Article Preview
Top1. Introduction
Proteins play a fundamental role in all living organisms and are involved in a variety of molecular functions and biological processes. Proteins are the most essential and versatile macromolecules of life, and the knowledge of their functions is an essential link in the development of new drugs, better crops, and even the development of synthetic biochemical such as biofuels (Nemati et al., 2009; Azar 2021). Proteins are composed of one or more chains of amino acids and show several levels of structure. The primary structure is defined by the sequence of amino acids, while the secondary structure is defined by local, repetitive spatial arrangements such as helix, strand, and coil. The 3D structure of proteins is uniquely determined by their amino acid sequences. The tertiary structure is defined by how the chain folds into a three-dimensional configuration (Cao et al., 2006).

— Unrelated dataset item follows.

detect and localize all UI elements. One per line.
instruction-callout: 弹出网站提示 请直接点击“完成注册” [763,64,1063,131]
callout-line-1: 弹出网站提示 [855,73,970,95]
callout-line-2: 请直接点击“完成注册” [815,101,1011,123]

Significant progress has been made in protein structure prediction during the past decade (Chen et al., 2009; Ding et al., 2009; Floudas., 2007; Zou et al., 2011), including comparative modeling (Cheng, 2008), fold recognition and threading (Wu and Zhang, 2007; Xu et al., 2008), first principles prediction with and without database information (McAllister and Floudas, 2010; Rajgaria et al., 2010; Subramani et al., 2009). The structure of proteins is very complex but their main structural arrangement is surprisingly simple and regular. In fact, according to their chain folding pattern, proteins are usually folded into four structural classes such as all α, all β, all α + β and all α / β (Krajewski and Tkacz, 2013a,b).
Traditionally, computational prediction methods use features that are derived from protein sequence, protein structure or interaction networks predict function (Rost et al., 2003; Rentzsch and Orengo, 2009; Koubaa et al., 2020). In this paper, the features are extracted from protein primary sequence, based on amino acid composition and K-mer patterns, or K-grams or K-tuples (Bagyamathi and Inbarani, 2015; Chandran, 2008). The K-gram representation of features, used for protein sequence classification, usually result in prohibitively high-dimensional input spaces, for large values of K. Unfortunately, for very high dimensional data with hundreds of thousands of dimensions, processing data instances into feature vectors at runtime using these models is computationally expensive due to inference at runtime in most of the cases. A less expensive approach to dimensionality reduction is feature selection, which reduces the number of features by selecting a subset of the available features based on some chosen criteria (Guyon and Elisseeff, 2003; Fleuret, 2004; Hassanien et al., 2014a, 2015; Azar, 2013, 2014; Banu et al., 2017; Azar and Hassanien, 2015 ; Azar and El-Said, 2014, 2013a,b).